More Than Ever

by Pat Barrett

What "More Than Ever" means

"More Than Ever" is a song of renewed commitment, not the first commitment made in early faith, but the kind that comes after years of walking. Pat Barrett's writing tends to locate its honesty in the accumulation of experience, and this song follows that pattern. The title is a comparative, which is doing real theological work. It is not saying "for the first time" or "starting fresh." It is saying: the longer this goes, the more certain it becomes.

That is a mature faith posture. It is not the enthusiasm of new conversion; it is the settled, deepening conviction of someone who has watched God move through enough seasons to no longer be surprised by faithfulness. The scaffolding of early faith, the feeling, the novelty, the constant emotional confirmation, may have come down. What remains is something more durable. This song is for that person, the one who has been at it long enough to know that staying is not the same thing as stagnating, and that the faith of the long haul has its own kind of fire.

What this song does in a room

The song meets the congregation at a place of grown-up faith. There is a group in every room that has been walking with God for decades, whose faith does not look like it did at 19, and who sometimes wonders if that is a problem. This song tells them it is not. The years are not erosion; they are accumulation.

The 85 BPM in G gives it a moderate, unhurried feel. It does not demand a response; it invites one. Rooms that receive this song well tend to go still in a specific way, not empty, but full of something that does not need noise to be real. Watch for that stillness. It is the congregation engaging rather than disengaging. The song earns that response when the worship leader leads from the same place the song describes, not performing the sentiment, but living inside it.

What this song is saying about God

The song is saying that God rewards long faithfulness with deeper knowing, not just continued belief. It is a relational theology: the longer you stay close to someone, the more clearly you see them. The song argues that proximity to God over time produces not familiarity that breeds contempt but clarity that produces deeper love.

This is the Song of Solomon arc applied to the community of faith: the later devotion is more knowing, not less passionate. The song also carries an implicit challenge to a culture that prizes novelty and tracks conversions as its primary metric.
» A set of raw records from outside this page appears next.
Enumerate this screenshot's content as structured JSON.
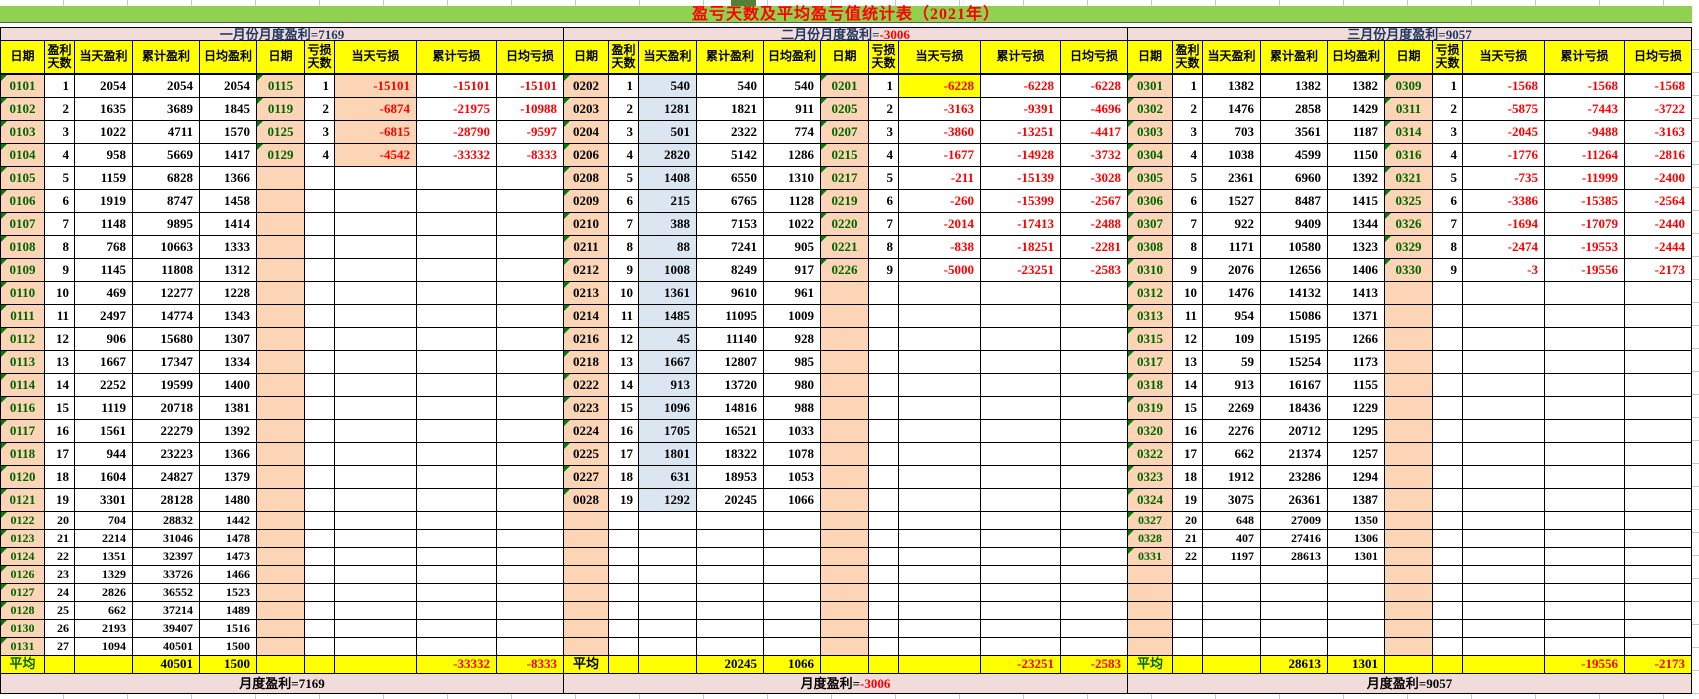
{
  "title": "盈亏天数及平均盈亏值统计表（2021年）",
  "avg_label": "平均",
  "columns": [
    "日期",
    "盈利天数",
    "当天盈利",
    "累计盈利",
    "日均盈利",
    "日期",
    "亏损天数",
    "当天亏损",
    "累计亏损",
    "日均亏损"
  ],
  "palette": {
    "green_bar": "#92D050",
    "title_red": "#FF0000",
    "pink_band": "#F2DCDB",
    "header_yellow": "#FFFF00",
    "date_peach": "#FBD5B5",
    "feb_profit_blue": "#DCE6F1",
    "date_green": "#006400",
    "negative_red": "#FF0000",
    "summary_navy": "#1F3864"
  },
  "months": [
    {
      "name": "january",
      "header_label": "一月份月度盈利=",
      "header_value": "7169",
      "header_value_color": "#1F3864",
      "footer_label": "月度盈利=",
      "footer_value": "7169",
      "footer_value_color": "#000000",
      "profit_date_color": "#006400",
      "profit_daily_bg": "",
      "loss_daily_bg": "#FBD5B5",
      "loss_daily_row0_bg": "",
      "avg_label_color": "#006400",
      "profit_rows": [
        [
          "0101",
          1,
          2054,
          2054,
          2054
        ],
        [
          "0102",
          2,
          1635,
          3689,
          1845
        ],
        [
          "0103",
          3,
          1022,
          4711,
          1570
        ],
        [
          "0104",
          4,
          958,
          5669,
          1417
        ],
        [
          "0105",
          5,
          1159,
          6828,
          1366
        ],
        [
          "0106",
          6,
          1919,
          8747,
          1458
        ],
        [
          "0107",
          7,
          1148,
          9895,
          1414
        ],
        [
          "0108",
          8,
          768,
          10663,
          1333
        ],
        [
          "0109",
          9,
          1145,
          11808,
          1312
        ],
        [
          "0110",
          10,
          469,
          12277,
          1228
        ],
        [
          "0111",
          11,
          2497,
          14774,
          1343
        ],
        [
          "0112",
          12,
          906,
          15680,
          1307
        ],
        [
          "0113",
          13,
          1667,
          17347,
          1334
        ],
        [
          "0114",
          14,
          2252,
          19599,
          1400
        ],
        [
          "0116",
          15,
          1119,
          20718,
          1381
        ],
        [
          "0117",
          16,
          1561,
          22279,
          1392
        ],
        [
          "0118",
          17,
          944,
          23223,
          1366
        ],
        [
          "0120",
          18,
          1604,
          24827,
          1379
        ],
        [
          "0121",
          19,
          3301,
          28128,
          1480
        ],
        [
          "0122",
          20,
          704,
          28832,
          1442
        ],
        [
          "0123",
          21,
          2214,
          31046,
          1478
        ],
        [
          "0124",
          22,
          1351,
          32397,
          1473
        ],
        [
          "0126",
          23,
          1329,
          33726,
          1466
        ],
        [
          "0127",
          24,
          2826,
          36552,
          1523
        ],
        [
          "0128",
          25,
          662,
          37214,
          1489
        ],
        [
          "0130",
          26,
          2193,
          39407,
          1516
        ],
        [
          "0131",
          27,
          1094,
          40501,
          1500
        ]
      ],
      "loss_rows": [
        [
          "0115",
          1,
          -15101,
          -15101,
          -15101
        ],
        [
          "0119",
          2,
          -6874,
          -21975,
          -10988
        ],
        [
          "0125",
          3,
          -6815,
          -28790,
          -9597
        ],
        [
          "0129",
          4,
          -4542,
          -33332,
          -8333
        ]
      ],
      "avg": {
        "cum_profit": 40501,
        "avg_profit": 1500,
        "cum_loss": -33332,
        "avg_loss": -8333
      }
    },
    {
      "name": "february",
      "header_label": "二月份月度盈利=",
      "header_value": "-3006",
      "header_value_color": "#FF0000",
      "footer_label": "月度盈利=",
      "footer_value": "-3006",
      "footer_value_color": "#FF0000",
      "profit_date_color": "#000000",
      "profit_daily_bg": "#DCE6F1",
      "loss_daily_bg": "",
      "loss_daily_row0_bg": "#FFFF00",
      "avg_label_color": "#000000",
      "profit_rows": [
        [
          "0202",
          1,
          540,
          540,
          540
        ],
        [
          "0203",
          2,
          1281,
          1821,
          911
        ],
        [
          "0204",
          3,
          501,
          2322,
          774
        ],
        [
          "0206",
          4,
          2820,
          5142,
          1286
        ],
        [
          "0208",
          5,
          1408,
          6550,
          1310
        ],
        [
          "0209",
          6,
          215,
          6765,
          1128
        ],
        [
          "0210",
          7,
          388,
          7153,
          1022
        ],
        [
          "0211",
          8,
          88,
          7241,
          905
        ],
        [
          "0212",
          9,
          1008,
          8249,
          917
        ],
        [
          "0213",
          10,
          1361,
          9610,
          961
        ],
        [
          "0214",
          11,
          1485,
          11095,
          1009
        ],
        [
          "0216",
          12,
          45,
          11140,
          928
        ],
        [
          "0218",
          13,
          1667,
          12807,
          985
        ],
        [
          "0222",
          14,
          913,
          13720,
          980
        ],
        [
          "0223",
          15,
          1096,
          14816,
          988
        ],
        [
          "0224",
          16,
          1705,
          16521,
          1033
        ],
        [
          "0225",
          17,
          1801,
          18322,
          1078
        ],
        [
          "0227",
          18,
          631,
          18953,
          1053
        ],
        [
          "0028",
          19,
          1292,
          20245,
          1066
        ]
      ],
      "loss_rows": [
        [
          "0201",
          1,
          -6228,
          -6228,
          -6228
        ],
        [
          "0205",
          2,
          -3163,
          -9391,
          -4696
        ],
        [
          "0207",
          3,
          -3860,
          -13251,
          -4417
        ],
        [
          "0215",
          4,
          -1677,
          -14928,
          -3732
        ],
        [
          "0217",
          5,
          -211,
          -15139,
          -3028
        ],
        [
          "0219",
          6,
          -260,
          -15399,
          -2567
        ],
        [
          "0220",
          7,
          -2014,
          -17413,
          -2488
        ],
        [
          "0221",
          8,
          -838,
          -18251,
          -2281
        ],
        [
          "0226",
          9,
          -5000,
          -23251,
          -2583
        ]
      ],
      "avg": {
        "cum_profit": 20245,
        "avg_profit": 1066,
        "cum_loss": -23251,
        "avg_loss": -2583
      }
    },
    {
      "name": "march",
      "header_label": "三月份月度盈利=",
      "header_value": "9057",
      "header_value_color": "#1F3864",
      "footer_label": "月度盈利=",
      "footer_value": "9057",
      "footer_value_color": "#000000",
      "profit_date_color": "#006400",
      "profit_daily_bg": "",
      "loss_daily_bg": "",
      "loss_daily_row0_bg": "",
      "avg_label_color": "#006400",
      "profit_rows": [
        [
          "0301",
          1,
          1382,
          1382,
          1382
        ],
        [
          "0302",
          2,
          1476,
          2858,
          1429
        ],
        [
          "0303",
          3,
          703,
          3561,
          1187
        ],
        [
          "0304",
          4,
          1038,
          4599,
          1150
        ],
        [
          "0305",
          5,
          2361,
          6960,
          1392
        ],
        [
          "0306",
          6,
          1527,
          8487,
          1415
        ],
        [
          "0307",
          7,
          922,
          9409,
          1344
        ],
        [
          "0308",
          8,
          1171,
          10580,
          1323
        ],
        [
          "0310",
          9,
          2076,
          12656,
          1406
        ],
        [
          "0312",
          10,
          1476,
          14132,
          1413
        ],
        [
          "0313",
          11,
          954,
          15086,
          1371
        ],
        [
          "0315",
          12,
          109,
          15195,
          1266
        ],
        [
          "0317",
          13,
          59,
          15254,
          1173
        ],
        [
          "0318",
          14,
          913,
          16167,
          1155
        ],
        [
          "0319",
          15,
          2269,
          18436,
          1229
        ],
        [
          "0320",
          16,
          2276,
          20712,
          1295
        ],
        [
          "0322",
          17,
          662,
          21374,
          1257
        ],
        [
          "0323",
          18,
          1912,
          23286,
          1294
        ],
        [
          "0324",
          19,
          3075,
          26361,
          1387
        ],
        [
          "0327",
          20,
          648,
          27009,
          1350
        ],
        [
          "0328",
          21,
          407,
          27416,
          1306
        ],
        [
          "0331",
          22,
          1197,
          28613,
          1301
        ]
      ],
      "loss_rows": [
        [
          "0309",
          1,
          -1568,
          -1568,
          -1568
        ],
        [
          "0311",
          2,
          -5875,
          -7443,
          -3722
        ],
        [
          "0314",
          3,
          -2045,
          -9488,
          -3163
        ],
        [
          "0316",
          4,
          -1776,
          -11264,
          -2816
        ],
        [
          "0321",
          5,
          -735,
          -11999,
          -2400
        ],
        [
          "0325",
          6,
          -3386,
          -15385,
          -2564
        ],
        [
          "0326",
          7,
          -1694,
          -17079,
          -2440
        ],
        [
          "0329",
          8,
          -2474,
          -19553,
          -2444
        ],
        [
          "0330",
          9,
          -3,
          -19556,
          -2173
        ]
      ],
      "avg": {
        "cum_profit": 28613,
        "avg_profit": 1301,
        "cum_loss": -19556,
        "avg_loss": -2173
      }
    }
  ]
}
It is saying that the old thing, the long thing, the thing that has been tested and has held, is worth more, not less, for having lasted.

Scriptural backbone

Philippians 3:8 is the backbone: Paul counts everything as loss "compared to the surpassing worth of knowing Christ Jesus my Lord." This is the vocabulary of escalating value. The longer the walk, the more everything else compares unfavorably to it. Paul is writing this from prison, in the later years of his ministry, not from a season of early triumph. That context matters enormously.
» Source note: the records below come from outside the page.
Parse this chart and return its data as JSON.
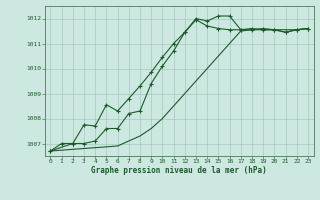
{
  "title": "Graphe pression niveau de la mer (hPa)",
  "bg_color": "#cce8e0",
  "grid_color": "#a8c8c0",
  "line_color": "#1a5c2a",
  "xlim": [
    -0.5,
    23.5
  ],
  "ylim": [
    1006.5,
    1012.5
  ],
  "yticks": [
    1007,
    1008,
    1009,
    1010,
    1011,
    1012
  ],
  "xticks": [
    0,
    1,
    2,
    3,
    4,
    5,
    6,
    7,
    8,
    9,
    10,
    11,
    12,
    13,
    14,
    15,
    16,
    17,
    18,
    19,
    20,
    21,
    22,
    23
  ],
  "series1_x": [
    0,
    1,
    2,
    3,
    4,
    5,
    6,
    7,
    8,
    9,
    10,
    11,
    12,
    13,
    14,
    15,
    16,
    17,
    18,
    19,
    20,
    21,
    22,
    23
  ],
  "series1_y": [
    1006.7,
    1007.0,
    1007.0,
    1007.0,
    1007.1,
    1007.6,
    1007.6,
    1008.2,
    1008.3,
    1009.4,
    1010.1,
    1010.7,
    1011.45,
    1012.0,
    1011.9,
    1012.1,
    1012.1,
    1011.55,
    1011.55,
    1011.6,
    1011.55,
    1011.45,
    1011.55,
    1011.6
  ],
  "series2_x": [
    0,
    2,
    3,
    4,
    5,
    6,
    7,
    8,
    9,
    10,
    11,
    12,
    13,
    14,
    15,
    16,
    17,
    18,
    19,
    20,
    21,
    22,
    23
  ],
  "series2_y": [
    1006.7,
    1007.0,
    1007.75,
    1007.7,
    1008.55,
    1008.3,
    1008.8,
    1009.3,
    1009.85,
    1010.45,
    1011.0,
    1011.45,
    1011.95,
    1011.7,
    1011.6,
    1011.55,
    1011.55,
    1011.6,
    1011.55,
    1011.55,
    1011.45,
    1011.55,
    1011.6
  ],
  "series3_x": [
    0,
    6,
    7,
    8,
    9,
    10,
    11,
    12,
    13,
    14,
    15,
    16,
    17,
    18,
    19,
    20,
    21,
    22,
    23
  ],
  "series3_y": [
    1006.7,
    1006.9,
    1007.1,
    1007.3,
    1007.6,
    1008.0,
    1008.5,
    1009.0,
    1009.5,
    1010.0,
    1010.5,
    1011.0,
    1011.5,
    1011.55,
    1011.55,
    1011.55,
    1011.55,
    1011.55,
    1011.6
  ]
}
Psalm 92:14 contributes the imagery of fruitfulness in age: "They will still bear fruit in old age, they will stay fresh and flourishing." And Romans 5:3-4 provides the process: "We also glory in our sufferings, because we know that suffering produces perseverance; perseverance, character; and character, hope." The "more than ever" of the title is built on exactly that progression. Each step produces the next.

How to use it in a service

This song works as a set climax after a teaching on perseverance, long obedience, or the faithfulness of God through difficulty. It also fits well in a covenant renewal context: membership class conclusions, anniversary services, elder or deacon installations.

If your congregation skews toward people who have been in the faith for many years, this song speaks directly to them in a way that many contemporary worship songs do not. The emotional center is not "begin again" but "keep going, and going deeper." Consider placing it before a pastoral prayer or commitment moment rather than after it, so the song can do the invitation work that the spoken element then confirms.

Things to watch for as the worship leader

Do not speed this one up. The temptation when energy drops is to push the tempo, but this song's authority comes from its unhurried confidence. If the room is quiet, let it be. The silence is the response. Trying to generate noise to confirm that it is working will actually undermine what is happening.

Watch also for the tendency to over-arrange the bridge. Sometimes the best choice is pulling back to one instrument and letting the congregation carry the lyric with their own voices. A room singing quietly together without a band underneath them is one of the most powerful things a worship service can produce. Do not be afraid to let the band step back completely and let the congregation fill the room with the lyric.

A note for the team behind you (techs, vocalists, band)

Guitar players, Barrett's style tends toward clean, arpeggiated chord work. A capo and clean electric or a warm acoustic works better than a heavy, driven tone. If the electric guitar is in the signal chain, keep it bright and clean. No crunch, no sustain pedal padding the sound. Clarity is the texture this song calls for.

Keys, you are the atmospheric layer here, not the rhythmic driver. Pad or sustained chords under the guitar work beautifully. BGVs, this is a song where close harmonies, thirds below and fifths above, will reinforce the sense of community and longevity the lyric is trying to convey. Sound team: give the worship leader a monitor mix with enough room reverb that they hear the congregation singing back. That feedback loop between leader and congregation is everything in a song like this. If the leader cannot hear the room, they cannot follow it, and following the room in the right moment is the whole job.